Under a scenario proposed by Ghosn, a holding company would be created to control Renault, Nissan and Mitsubishi, including all the shares, "while respecting their autonomy." Such a system, he added, needed to be based on the "solid performance" of each company.
Asked if that was a problem, he noted that Nissan's performance had declined in the past two years. "If you look at the results and strength of Nissan, Mitsubishi and Renault, you can see there is a problem."
Ghosn declined to say if he had decided to remove Saikawa, but added that when a company's performance declines, no CEO is immune from being fired. "That is the rule in any business," he said. "There are no exceptions."
Ghosn has been held in custody in Japan since last November, after being arrested on charges of financial misconduct, which he denies.
Among the charges is that he failed to disclose more than $80 million in additional compensation for 2010-18 that he would be paid to him after he retired. He is also accused of transferring personal trading losses to the automaker.

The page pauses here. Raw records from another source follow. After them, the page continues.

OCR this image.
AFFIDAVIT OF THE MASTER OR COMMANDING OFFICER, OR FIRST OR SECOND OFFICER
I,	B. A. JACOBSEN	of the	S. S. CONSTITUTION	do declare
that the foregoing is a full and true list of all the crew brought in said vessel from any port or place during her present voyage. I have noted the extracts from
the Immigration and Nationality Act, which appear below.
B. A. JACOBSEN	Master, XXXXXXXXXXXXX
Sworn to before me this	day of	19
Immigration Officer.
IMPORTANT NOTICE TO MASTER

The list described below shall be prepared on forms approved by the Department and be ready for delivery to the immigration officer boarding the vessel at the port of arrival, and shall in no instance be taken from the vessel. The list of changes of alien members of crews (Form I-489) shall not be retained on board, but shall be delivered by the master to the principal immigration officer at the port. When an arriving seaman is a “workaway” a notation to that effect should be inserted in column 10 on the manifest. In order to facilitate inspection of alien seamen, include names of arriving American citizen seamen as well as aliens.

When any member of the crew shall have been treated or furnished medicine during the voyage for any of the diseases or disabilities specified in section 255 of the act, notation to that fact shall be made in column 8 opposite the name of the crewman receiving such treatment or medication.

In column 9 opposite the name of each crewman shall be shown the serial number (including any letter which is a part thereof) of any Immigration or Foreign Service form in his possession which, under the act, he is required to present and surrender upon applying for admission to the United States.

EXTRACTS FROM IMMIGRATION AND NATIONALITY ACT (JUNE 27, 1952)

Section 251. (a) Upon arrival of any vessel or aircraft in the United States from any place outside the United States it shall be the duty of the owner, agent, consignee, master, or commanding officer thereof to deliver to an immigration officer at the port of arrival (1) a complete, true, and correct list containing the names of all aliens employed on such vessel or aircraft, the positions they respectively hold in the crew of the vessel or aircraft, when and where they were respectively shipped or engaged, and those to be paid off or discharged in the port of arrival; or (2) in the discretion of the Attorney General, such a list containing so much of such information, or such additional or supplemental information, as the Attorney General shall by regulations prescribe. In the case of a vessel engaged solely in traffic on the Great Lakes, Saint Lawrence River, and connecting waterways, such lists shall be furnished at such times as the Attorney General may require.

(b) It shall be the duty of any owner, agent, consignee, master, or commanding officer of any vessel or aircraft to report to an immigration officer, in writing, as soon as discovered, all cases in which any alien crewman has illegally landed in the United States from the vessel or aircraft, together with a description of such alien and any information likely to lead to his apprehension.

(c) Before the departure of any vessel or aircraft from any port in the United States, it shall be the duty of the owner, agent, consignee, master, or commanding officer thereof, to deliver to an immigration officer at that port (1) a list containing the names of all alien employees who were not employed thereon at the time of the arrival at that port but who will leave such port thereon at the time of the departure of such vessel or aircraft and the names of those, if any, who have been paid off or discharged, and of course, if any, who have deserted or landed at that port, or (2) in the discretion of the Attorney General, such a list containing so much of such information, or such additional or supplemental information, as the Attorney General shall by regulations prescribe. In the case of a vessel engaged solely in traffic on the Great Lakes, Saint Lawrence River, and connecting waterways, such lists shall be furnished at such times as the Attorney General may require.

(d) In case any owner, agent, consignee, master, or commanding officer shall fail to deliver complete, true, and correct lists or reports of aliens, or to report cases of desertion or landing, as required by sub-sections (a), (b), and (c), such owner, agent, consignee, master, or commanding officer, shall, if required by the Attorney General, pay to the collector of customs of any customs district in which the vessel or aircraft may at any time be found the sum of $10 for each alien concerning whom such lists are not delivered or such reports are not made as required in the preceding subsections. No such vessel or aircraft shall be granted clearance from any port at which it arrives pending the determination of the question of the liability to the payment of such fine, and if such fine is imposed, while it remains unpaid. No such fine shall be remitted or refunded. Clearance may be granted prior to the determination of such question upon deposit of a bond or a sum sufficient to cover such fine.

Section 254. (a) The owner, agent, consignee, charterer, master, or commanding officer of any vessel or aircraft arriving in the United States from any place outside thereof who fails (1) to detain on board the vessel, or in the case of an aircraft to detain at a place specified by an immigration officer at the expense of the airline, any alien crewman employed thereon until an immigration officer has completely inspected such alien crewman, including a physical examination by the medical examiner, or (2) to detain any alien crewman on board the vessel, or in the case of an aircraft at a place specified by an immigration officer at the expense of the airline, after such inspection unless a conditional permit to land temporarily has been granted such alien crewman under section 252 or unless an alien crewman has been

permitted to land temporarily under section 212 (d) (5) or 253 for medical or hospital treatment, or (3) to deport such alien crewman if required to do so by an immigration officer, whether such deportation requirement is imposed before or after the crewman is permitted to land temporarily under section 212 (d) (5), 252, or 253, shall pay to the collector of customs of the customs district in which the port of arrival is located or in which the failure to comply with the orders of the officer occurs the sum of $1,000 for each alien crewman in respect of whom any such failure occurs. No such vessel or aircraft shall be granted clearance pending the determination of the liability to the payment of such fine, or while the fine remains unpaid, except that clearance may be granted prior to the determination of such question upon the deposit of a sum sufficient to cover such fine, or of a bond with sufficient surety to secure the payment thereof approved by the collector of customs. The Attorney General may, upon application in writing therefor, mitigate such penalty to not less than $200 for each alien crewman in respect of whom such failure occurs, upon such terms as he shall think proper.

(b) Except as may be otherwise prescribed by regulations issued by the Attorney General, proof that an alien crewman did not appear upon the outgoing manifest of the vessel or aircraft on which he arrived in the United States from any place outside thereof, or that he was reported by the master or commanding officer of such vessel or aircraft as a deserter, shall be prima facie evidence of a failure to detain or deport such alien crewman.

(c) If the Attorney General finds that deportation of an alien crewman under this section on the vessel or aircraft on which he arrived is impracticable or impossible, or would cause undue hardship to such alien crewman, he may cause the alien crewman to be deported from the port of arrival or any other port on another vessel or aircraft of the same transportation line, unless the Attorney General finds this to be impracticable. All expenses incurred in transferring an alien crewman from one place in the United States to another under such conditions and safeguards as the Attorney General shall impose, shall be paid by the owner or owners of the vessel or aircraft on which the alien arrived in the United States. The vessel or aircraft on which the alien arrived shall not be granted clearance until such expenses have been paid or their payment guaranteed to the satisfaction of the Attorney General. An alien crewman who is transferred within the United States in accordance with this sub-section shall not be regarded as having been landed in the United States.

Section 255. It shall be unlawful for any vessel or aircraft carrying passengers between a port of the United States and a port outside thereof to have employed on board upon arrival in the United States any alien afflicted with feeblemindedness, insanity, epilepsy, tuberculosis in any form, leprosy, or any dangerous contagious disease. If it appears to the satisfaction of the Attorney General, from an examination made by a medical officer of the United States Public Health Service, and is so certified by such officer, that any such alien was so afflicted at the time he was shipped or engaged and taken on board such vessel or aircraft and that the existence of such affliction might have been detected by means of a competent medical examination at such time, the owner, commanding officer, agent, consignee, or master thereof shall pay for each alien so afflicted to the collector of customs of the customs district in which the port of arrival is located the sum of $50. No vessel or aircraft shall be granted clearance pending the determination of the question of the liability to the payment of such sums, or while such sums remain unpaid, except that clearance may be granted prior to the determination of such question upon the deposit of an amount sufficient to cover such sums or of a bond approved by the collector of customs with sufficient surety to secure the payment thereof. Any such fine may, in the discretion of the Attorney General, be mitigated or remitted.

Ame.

Ghosn said he still hopes to explain his situation to the Renault board. Asked why he resigned if he was innocent of the accusations against him, he said the company could not function under a system of temporary governance, and that he decided to resign when he was refused bail a second time.
'Difficult' jail conditions
Ghosn remains in very difficult conditions in his Tokyo detention cell, his French-based lawyer Jean-Yves Leborgne told French radio station RTL on Thursday.
Leborgne said he hoped to be able to see Ghosn soon, and that as far as he was aware, Ghosn had not been able to meet any family members. He also expressed hopes Ghosn may still be able to be released on bail.